Nusantarakini.com, Manhattan City –
Salah satu realita kehidupan adalah kesulitan dan tantangan yang takkan berakhir. Seringkali di saat kita telah sampai pada fase tertentu dari hidup ini kita menyangka kesulitan dan tantangan itu telah selesai. Kenyataannya setiap fase kehidupan itu punya tantangannya tersendiri.
Para akhirnya kehidupan harus dipahami sebagai “tantangan” (challenge). Hidup itu adalah tantangan. Dan kita hidup juga untuk tertantang. Mungkin itulah salah satu makna dari tangisan setiap bayi di saat terlahir ke atas dunia ini. Selama sembilan bulan merasakan kenyamanan dalam rahim sang ibu. Kini harus keluar untuk menghadapi tantangan sepanjang hayatnya.
Dalam dua tiga bulan terakhir ini misalnya, saya pribadi merasakan betapa hidup itu penuh dengan tantangan. Realitanya apa yang saya coba perjuangkan bukan untuk kepentingan pribadi. Melainkan bagian dari perjuangan di jalan dakwah. Upaya mewujudkan pondok pesantren yang masih kita rintis di Amerika Serikat (USA). Saya merasakan betapa dunia itu sering sumpek dan terasa tidak bersahabat. Ada sahabat yang menyambut dengan senyuman. Ada pula yang menjaga jarak dengan kecurigaan. Seolah saya mengejar sesuatu untuk kepentingan pribadi.
Baru kali ini saya merasakan betapa mengharap, apalagi “mengemis” itu pahit dan menyakitkan (painful). Tiba-tiba saja perasaan minder bahkan ada semacam kehinaan yang terasa mencengkeram.
Bahkan seolah digerototi oleh perasaan bersalah. Menjadikan sebagian orang khawatir bahkan menimbulkan kecurigaan yang tidak perlu.
Dalam prosesnya menghadapi tantangan hidup seringkali menjadikan dada kita terasa terhimpit dan sesak. Pikiran berkecamuk. Ragam kekhawatiran dan kegalauan terasa merampok ketenangan dan ketentraman hidup. Tidur di malam hari tidak lagi nyenyak. Bahkan berdampak pada kesehatan fisik, mental dan pikiran (well being).

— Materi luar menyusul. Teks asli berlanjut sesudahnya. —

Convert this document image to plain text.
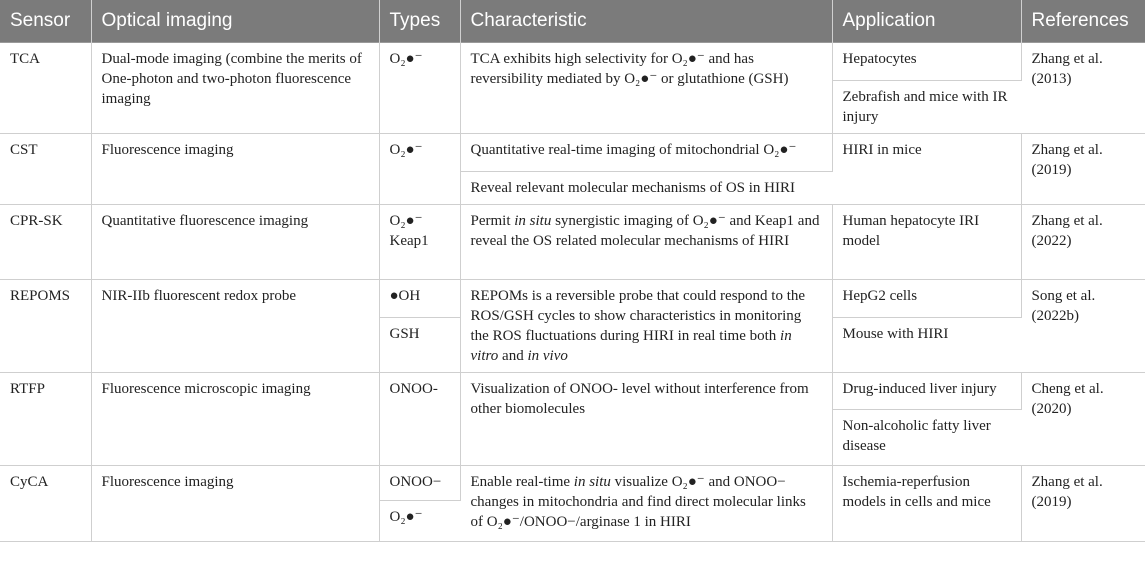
Sensor	Optical imaging	Types	Characteristic	Application	References
TCA	Dual-mode imaging (combine the merits of One-photon and two-photon fluorescence imaging	O₂●⁻	TCA exhibits high selectivity for O₂●⁻ and has reversibility mediated by O₂●⁻ or glutathione (GSH)	Hepatocytes	Zhang et al. (2013)
				Zebrafish and mice with IR injury	
CST	Fluorescence imaging	O₂●⁻	Quantitative real-time imaging of mitochondrial O₂●⁻	HIRI in mice	Zhang et al. (2019)
			Reveal relevant molecular mechanisms of OS in HIRI		
CPR-SK	Quantitative fluorescence imaging	O₂●⁻ Keap1	Permit in situ synergistic imaging of O₂●⁻ and Keap1 and reveal the OS related molecular mechanisms of HIRI	Human hepatocyte IRI model	Zhang et al. (2022)
REPOMS	NIR-IIb fluorescent redox probe	●OH	REPOMs is a reversible probe that could respond to the ROS/GSH cycles to show characteristics in monitoring the ROS fluctuations during HIRI in real time both in vitro and in vivo	HepG2 cells	Song et al. (2022b)
		GSH		Mouse with HIRI	
RTFP	Fluorescence microscopic imaging	ONOO-	Visualization of ONOO- level without interference from other biomolecules	Drug-induced liver injury	Cheng et al. (2020)
				Non-alcoholic fatty liver disease	
CyCA	Fluorescence imaging	ONOO−	Enable real-time in situ visualize O₂●⁻ and ONOO− changes in mitochondria and find direct molecular links of O₂●⁻/ONOO−/arginase 1 in HIRI	Ischemia-reperfusion models in cells and mice	Zhang et al. (2019)
		O₂●⁻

Namun di sisi lain, semua itu menyadarkan kita tentang kenyataan bahwa tak semua orang di sekitar kita harus tahu segala permasalahan dan kesulitan yang kita hadapi. Bahkan mereka yang seringkali dipersepsikan orang yang dekat, bahkan terdekat. Ada permasalahan dan kesulitan hidup yang hanya Allah dan diri kita sendiri yang tahu. Biarlah itu menjadi rahasia kita dengan sang Pencipta.
Di momen-momen seperti itulah kita diingatkan dan tersadarkan oleh keterbatasan segalanya. Keterbatasan diri kita sendiri dan keterbatasan semua yang ada di sekitar kita. Mereka tak tahu, bahkan tak peduli dengan apa yang sedang terjadi dalam kehidupan kita.
Semua ini sekaligus menyadarkan kita akan Dia Yang Qadiir. Dia Yang Maha Menguasai alam semesta tiada batas. Di saat orang lain tidak tahu, atau pura-pura tidak tahu, bahkan di saat orang lain menjaga jarak seraya menumbuhkan ragam kecurigaan. Dia, Allah Yang Maha Qariib, justeru sedang melambai mengajak hamba-hambaNya yang takut kepadaNya untuk bersegera dan semakin mendekat.
Dia yang tidak pernah menjauh. Dia yang selalu memberikan jalan keluar. Karena memang Dia yang punya jalan-jalan kemudahan itu. Dia yang menjanjikan solusi kepada mereka yang terperangkap oleh permasalahan hidup. Dia yang berkuasa membuka pintu-pintu kemudahan bagi mereka yang kesulitan.
Pengalaman hidup banyak mengajarkan kita bahwa berharap dari makhluk hanya akan menjatuhkan kehormatan dan mendatangkan kehinaan. Berharap dan meminta kepada makhluk hanya semakin menumbuhkan rasa minder dan tak percaya diri. Sebaliknya berharap kepada Allah itu pasti dan mendatangkan kemuliaan. Maka jika meminta, mintalah kepada Allah. Jika berharap, berharaplah kepadaNya.
Allah tempat kita kembali. Hanya padaNya semata segala cita dan harapan kita gantungkan. KepadaNya kita bertawakkal dan kepadaNya pula kita semua akan kembali.
“Mengharap kepada makhluk mengecewakan dan menghinakan. Mengharap kepada Allah memuaskan dan memuliakan”. Yakinlah! [mc]
Manhattan City, 9 Agustus 2023.
*Imam Shamsi Ali, Presiden Nusantara Foundation.